Although the foot symptoms and secondary limitations on activities of daily living are common problems in RA patients, the examination of foot is generally neglected in routine clinical practice [6, 8, 9]. Foot examination is an important factor for predicting disability, which is also the main predictor of poor outcome in RA patients. We have indicated that functional status scores are not correlated with current foot pain in our RA patients, similar to some previous data [10, 11]. In our study we have performed HAQ to assess functional status which consists of questions mostly about the upper extremity function and DAS28 to assess disease activity which neglect foot joints. Previous studies using specific foot questionnaires indicated a close relationship between foot symptoms and functional disability [11]. In this study we did not use a specific foot function index which could be a major limitation of the study.
Our study is the first study evaluating foot impairment clinically and from patients’ perspective in a group of Turkish patients with RA, and foot abnormalities are found to be various and common in this population. We have also determined a probable lack of compliance with recommendations and/or education of patients and physicians, as most of the RA patients did not use their orthothic devices.

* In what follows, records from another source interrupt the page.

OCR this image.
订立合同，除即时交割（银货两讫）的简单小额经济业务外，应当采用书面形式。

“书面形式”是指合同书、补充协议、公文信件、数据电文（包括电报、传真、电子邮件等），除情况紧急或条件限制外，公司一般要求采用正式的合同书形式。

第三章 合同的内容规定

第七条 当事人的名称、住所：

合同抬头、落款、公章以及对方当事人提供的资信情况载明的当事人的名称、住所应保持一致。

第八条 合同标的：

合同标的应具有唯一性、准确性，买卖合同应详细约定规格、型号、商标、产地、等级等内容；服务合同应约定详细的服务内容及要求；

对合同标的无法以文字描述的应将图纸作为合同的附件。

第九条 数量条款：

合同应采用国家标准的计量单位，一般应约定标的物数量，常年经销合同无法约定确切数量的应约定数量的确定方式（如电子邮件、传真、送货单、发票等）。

In conclusion, foot involvement and foot symptoms are seen frequently in RA. Physicians should be encouraged performing the physical examination of the feet, assessment and treatment of foot problems during the follow-ups. Individual proper medication and orthoses should be prescribed by the physicians and the management and compliance to insoles should be monitored as a part of treatment in order to enhance the quality of life of the patients suffering from this chronic condition.
ACKNOWLEDGEMENT
Declared none.
CONFLICT OF INTEREST
The authors confirm that this article content has no conflict of interest.